Land turtles, water turtles, perhaps with names inspired by great Renaissance painters, these cute reptiles are fantastic pets but unfortunately they can contract dangerous diseases for us too. Turtle diseases communicable to humans can be frequent and must be kept under control just like dogs and cats. The veterinarian is an obligatory and cyclical step in the life of these hard-shelled but tender-hearted animals.

The diseases that can be transmitted to humans

A cute turtle (Photo Pixabay)

For legal reasons (and not only) domestic dogs and cats must undergo periodic checks and vaccines, but for turtles there is no precise legislation. In any case, a visit to the vet must be planned cyclically, as just like their furry colleagues, even reptiles can contract diseases that also affect humans.

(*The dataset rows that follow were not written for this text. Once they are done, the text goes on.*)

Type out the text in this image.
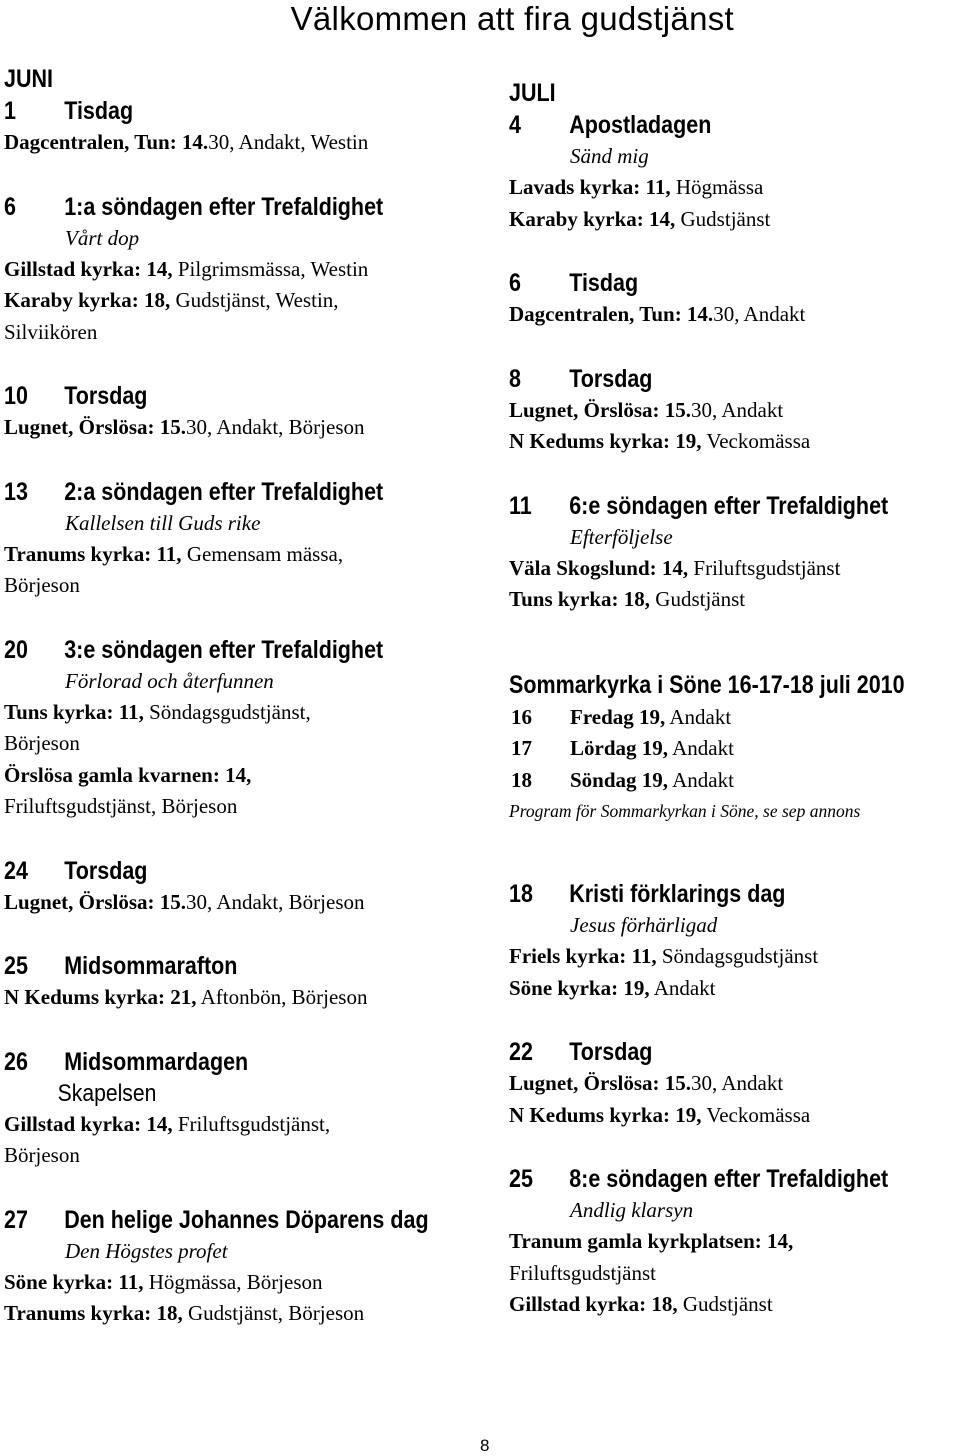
Välkommen att fira gudstjänst
JUNI
1 Tisdag
Dagcentralen, Tun: 14.30, Andakt, Westin
6 1:a söndagen efter Trefaldighet
Vårt dop
Gillstad kyrka: 14, Pilgrimsmässa, Westin
Karaby kyrka: 18, Gudstjänst, Westin,
Silviikören
10 Torsdag
Lugnet, Örslösa: 15.30, Andakt, Börjeson
13 2:a söndagen efter Trefaldighet
Kallelsen till Guds rike
Tranums kyrka: 11, Gemensam mässa,
Börjeson
20 3:e söndagen efter Trefaldighet
Förlorad och återfunnen
Tuns kyrka: 11, Söndagsgudstjänst,
Börjeson
Örslösa gamla kvarnen: 14,
Friluftsgudstjänst, Börjeson
24 Torsdag
Lugnet, Örslösa: 15.30, Andakt, Börjeson
25 Midsommarafton
N Kedums kyrka: 21, Aftonbön, Börjeson
26 Midsommardagen
Skapelsen
Gillstad kyrka: 14, Friluftsgudstjänst,
Börjeson
27 Den helige Johannes Döparens dag
Den Högstes profet
Söne kyrka: 11, Högmässa, Börjeson
Tranums kyrka: 18, Gudstjänst, Börjeson
JULI
4 Apostladagen
Sänd mig
Lavads kyrka: 11, Högmässa
Karaby kyrka: 14, Gudstjänst
6 Tisdag
Dagcentralen, Tun: 14.30, Andakt
8 Torsdag
Lugnet, Örslösa: 15.30, Andakt
N Kedums kyrka: 19, Veckomässa
11 6:e söndagen efter Trefaldighet
Efterföljelse
Väla Skogslund: 14, Friluftsgudstjänst
Tuns kyrka: 18, Gudstjänst
Sommarkyrka i Söne 16-17-18 juli 2010
16 Fredag 19, Andakt
17 Lördag 19, Andakt
18 Söndag 19, Andakt
Program för Sommarkyrkan i Söne, se sep annons
18 Kristi förklarings dag
Jesus förhärligad
Friels kyrka: 11, Söndagsgudstjänst
Söne kyrka: 19, Andakt
22 Torsdag
Lugnet, Örslösa: 15.30, Andakt
N Kedums kyrka: 19, Veckomässa
25 8:e söndagen efter Trefaldighet
Andlig klarsyn
Tranum gamla kyrkplatsen: 14,
Friluftsgudstjänst
Gillstad kyrka: 18, Gudstjänst
8
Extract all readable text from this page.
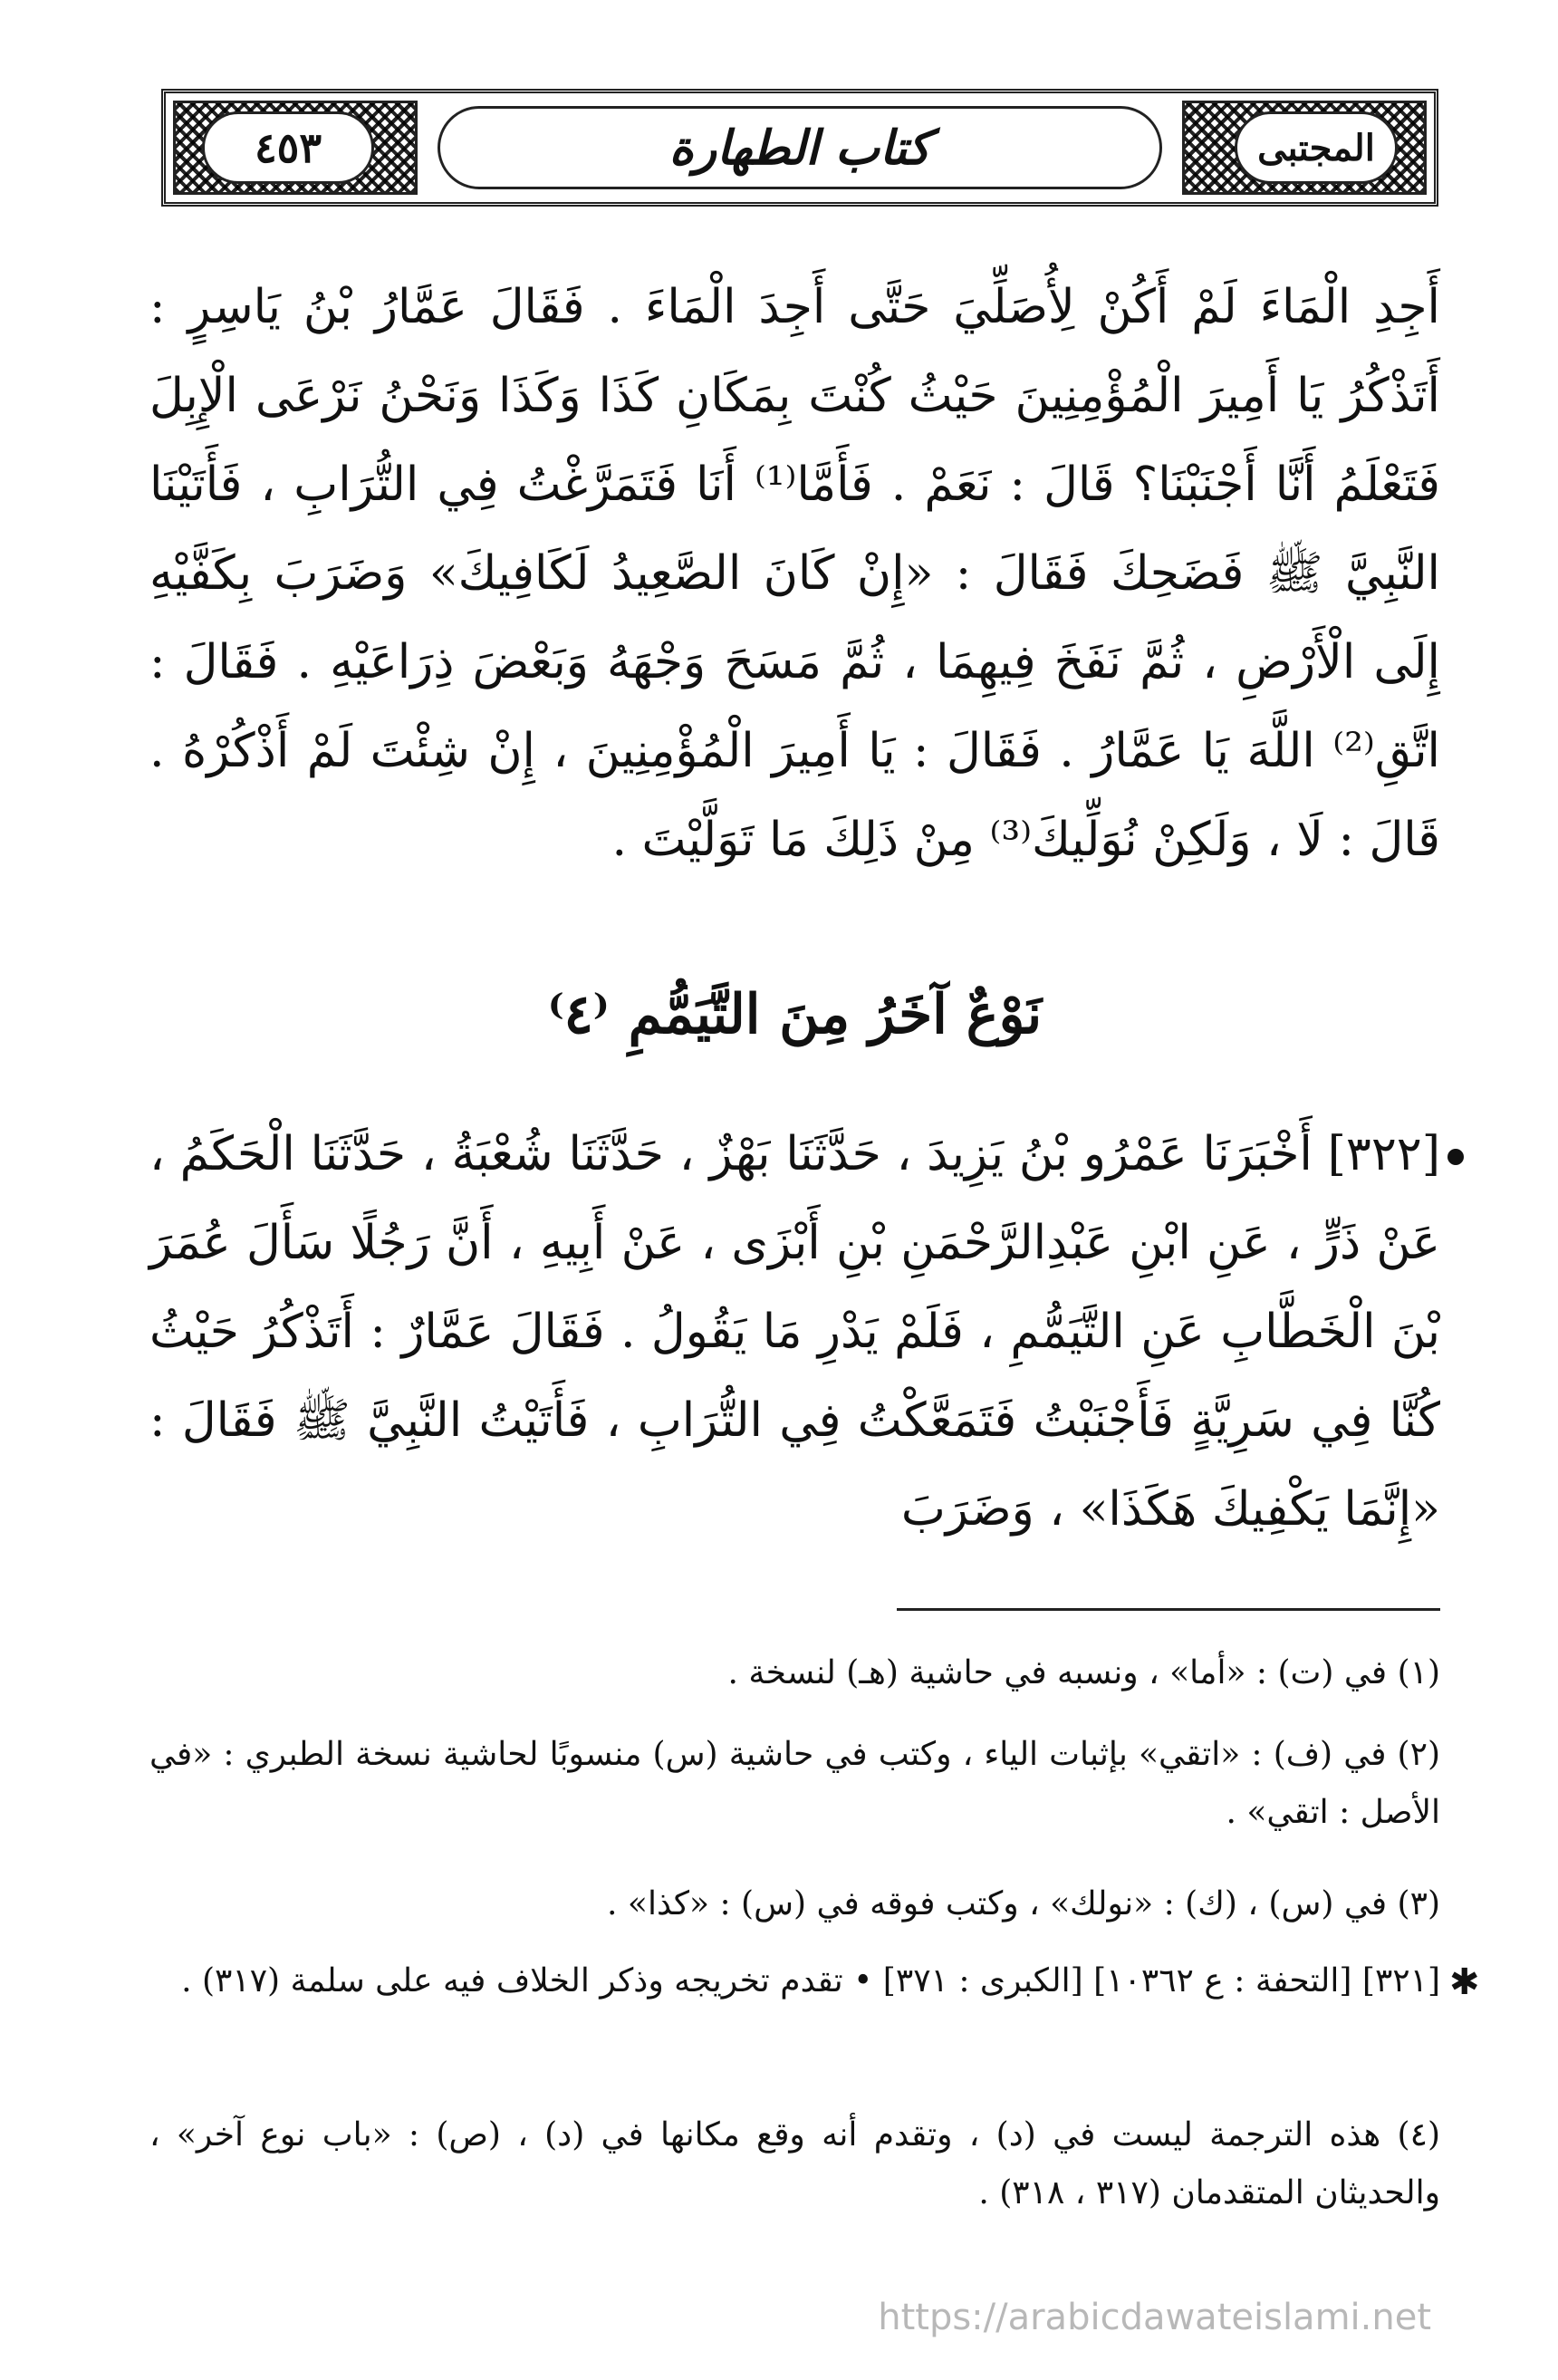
٤٥٣	المجتبى
كتاب الطهارة
أَجِدِ الْمَاءَ لَمْ أَكُنْ لِأُصَلِّيَ حَتَّى أَجِدَ الْمَاءَ . فَقَالَ عَمَّارُ بْنُ يَاسِرٍ : أَتَذْكُرُ يَا أَمِيرَ الْمُؤْمِنِينَ حَيْثُ كُنْتَ بِمَكَانِ كَذَا وَكَذَا وَنَحْنُ نَرْعَى الْإِبِلَ فَتَعْلَمُ أَنَّا أَجْنَبْنَا؟ قَالَ : نَعَمْ . فَأَمَّا⁽¹⁾ أَنَا فَتَمَرَّغْتُ فِي التُّرَابِ ، فَأَتَيْنَا النَّبِيَّ ﷺ فَضَحِكَ فَقَالَ : «إِنْ كَانَ الصَّعِيدُ لَكَافِيكَ» وَضَرَبَ بِكَفَّيْهِ إِلَى الْأَرْضِ ، ثُمَّ نَفَخَ فِيهِمَا ، ثُمَّ مَسَحَ وَجْهَهُ وَبَعْضَ ذِرَاعَيْهِ . فَقَالَ : اتَّقِ⁽²⁾ اللَّهَ يَا عَمَّارُ . فَقَالَ : يَا أَمِيرَ الْمُؤْمِنِينَ ، إِنْ شِئْتَ لَمْ أَذْكُرْهُ . قَالَ : لَا ، وَلَكِنْ نُوَلِّيكَ⁽³⁾ مِنْ ذَلِكَ مَا تَوَلَّيْتَ .
نَوْعٌ آخَرُ مِنَ التَّيَمُّمِ ⁽٤⁾
[٣٢٢] أَخْبَرَنَا عَمْرُو بْنُ يَزِيدَ ، حَدَّثَنَا بَهْزٌ ، حَدَّثَنَا شُعْبَةُ ، حَدَّثَنَا الْحَكَمُ ، عَنْ ذَرٍّ ، عَنِ ابْنِ عَبْدِالرَّحْمَنِ بْنِ أَبْزَى ، عَنْ أَبِيهِ ، أَنَّ رَجُلًا سَأَلَ عُمَرَ بْنَ الْخَطَّابِ عَنِ التَّيَمُّمِ ، فَلَمْ يَدْرِ مَا يَقُولُ . فَقَالَ عَمَّارٌ : أَتَذْكُرُ حَيْثُ كُنَّا فِي سَرِيَّةٍ فَأَجْنَبْتُ فَتَمَعَّكْتُ فِي التُّرَابِ ، فَأَتَيْتُ النَّبِيَّ ﷺ فَقَالَ : «إِنَّمَا يَكْفِيكَ هَكَذَا» ، وَضَرَبَ
(١) في (ت) : «أما» ، ونسبه في حاشية (هـ) لنسخة .
(٢) في (ف) : «اتقي» بإثبات الياء ، وكتب في حاشية (س) منسوبًا لحاشية نسخة الطبري : «في الأصل : اتقي» .
(٣) في (س) ، (ك) : «نولك» ، وكتب فوقه في (س) : «كذا» .
✱
[٣٢١] [التحفة : ع ١٠٣٦٢] [الكبرى : ٣٧١] • تقدم تخريجه وذكر الخلاف فيه على سلمة (٣١٧) .
(٤) هذه الترجمة ليست في (د) ، وتقدم أنه وقع مكانها في (د) ، (ص) : «باب نوع آخر» ، والحديثان المتقدمان (٣١٧ ، ٣١٨) .
https://arabicdawateislami.net
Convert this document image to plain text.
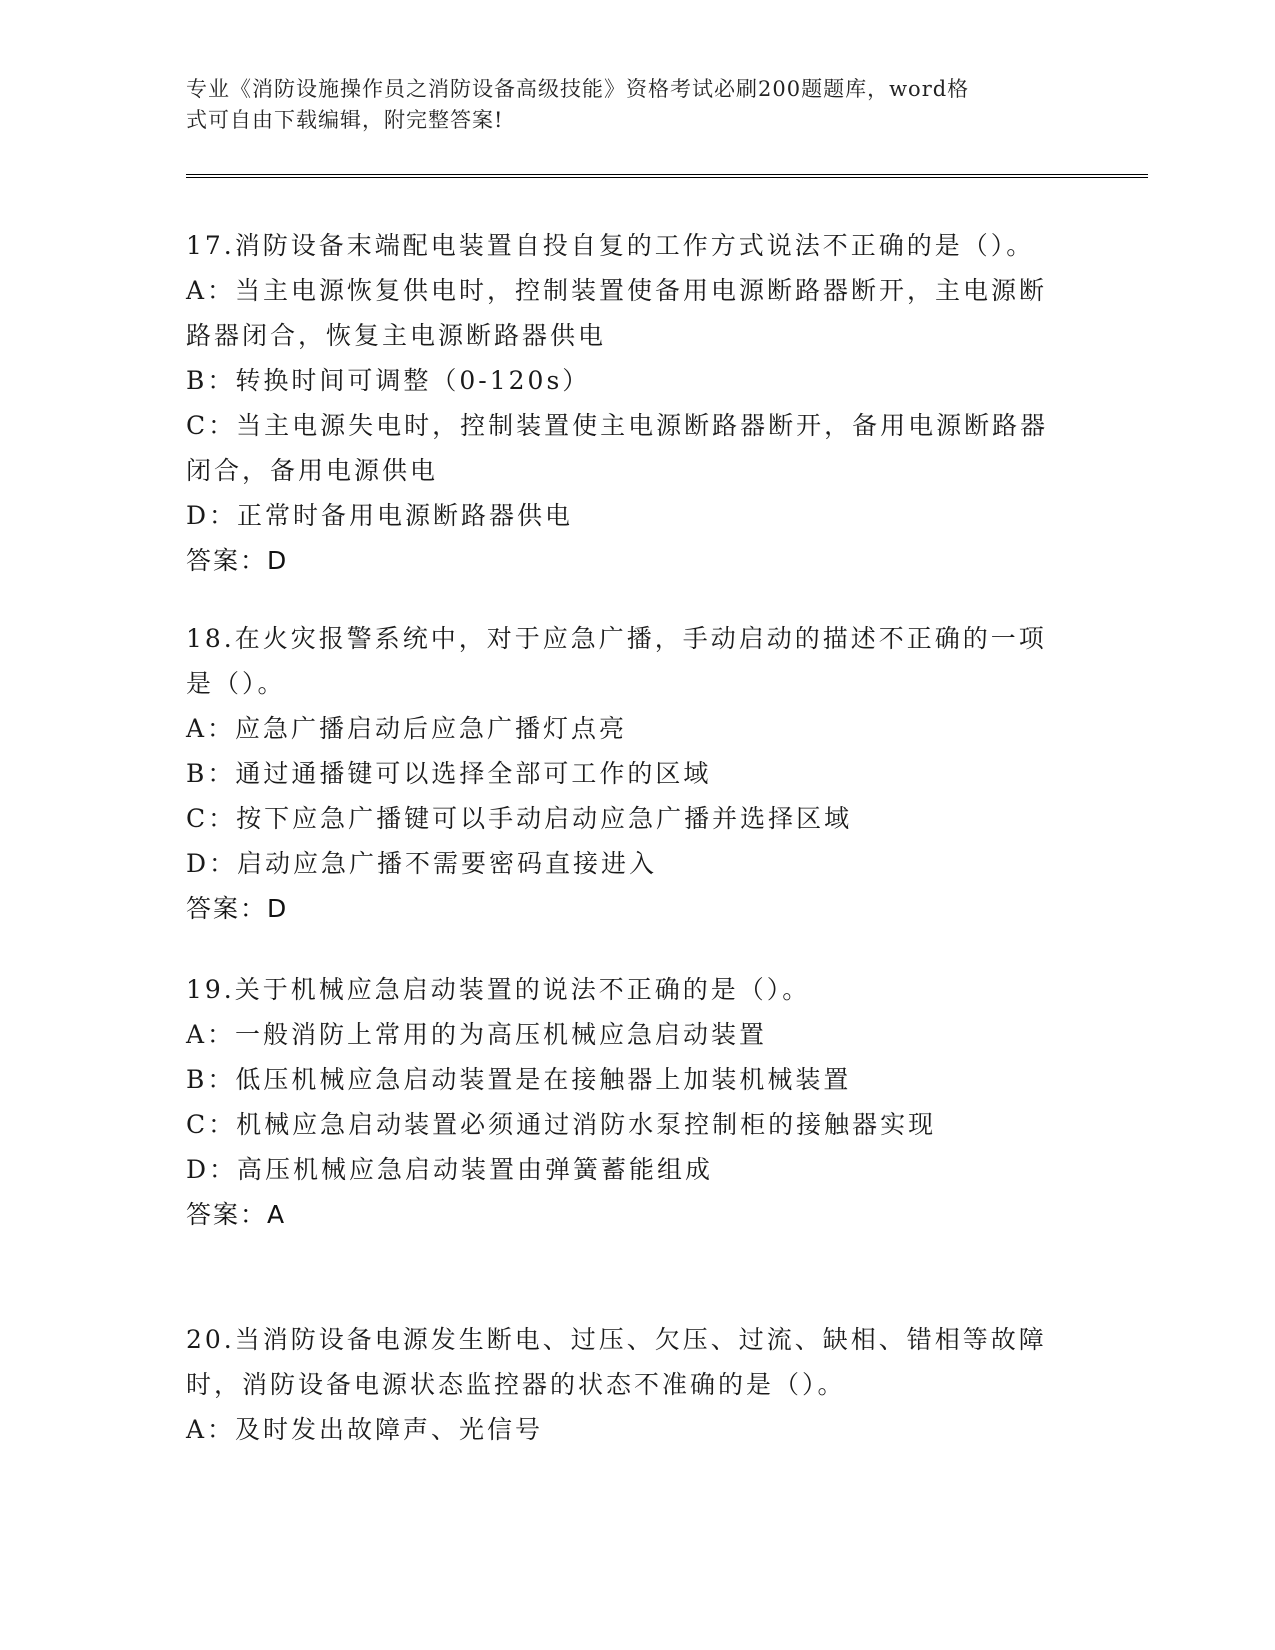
专业《消防设施操作员之消防设备高级技能》资格考试必刷200题题库，word格
式可自由下载编辑，附完整答案!
17.消防设备末端配电装置自投自复的工作方式说法不正确的是（）。
A：当主电源恢复供电时，控制装置使备用电源断路器断开，主电源断
路器闭合，恢复主电源断路器供电
B：转换时间可调整（0-120s）
C：当主电源失电时，控制装置使主电源断路器断开，备用电源断路器
闭合，备用电源供电
D：正常时备用电源断路器供电
答案：D
18.在火灾报警系统中，对于应急广播，手动启动的描述不正确的一项
是（）。
A：应急广播启动后应急广播灯点亮
B：通过通播键可以选择全部可工作的区域
C：按下应急广播键可以手动启动应急广播并选择区域
D：启动应急广播不需要密码直接进入
答案：D
19.关于机械应急启动装置的说法不正确的是（）。
A：一般消防上常用的为高压机械应急启动装置
B：低压机械应急启动装置是在接触器上加装机械装置
C：机械应急启动装置必须通过消防水泵控制柜的接触器实现
D：高压机械应急启动装置由弹簧蓄能组成
答案：A
20.当消防设备电源发生断电、过压、欠压、过流、缺相、错相等故障
时，消防设备电源状态监控器的状态不准确的是（）。
A：及时发出故障声、光信号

Being precisely reptiles, turtles and other animals in this category necessarily come into contact with various bacteria. The most dangerous for human health, however, are aquatic specimens, which can bring salmonella or salmonellosis to humans. But there are other diseases of the turtles that can be transmitted to humans, besides these two.

Preventing infection

turtle shell
Contact with the turtle can be dangerous (Photo Unsplash)

With small precautions it is possible to avoid the transmission of turtle diseases in humans, for example if we touch the animal (for example during the regular cleaning of the aquarium) it is good to wash your hands to avoid any type of bacteria. In fact, an infection like that of salmonella can occur simply by coming into contact with the stool, perhaps with bare hands.

Sure, there are drug therapies to treat these diseases, but as always it is better to prevent the infection as much as possible. We therefore use disposable gloves when cleaning the terrarium, or if we use bare hands, wash them well after finishing.

Salmonellosis has specific symptoms, such as fever, vomiting, dysentery and abdominal pain. But it is even more important to monitor children, so the disease could be much more risky than adults. We then have children who touch the turtle or aquarium wash their hands, just like us.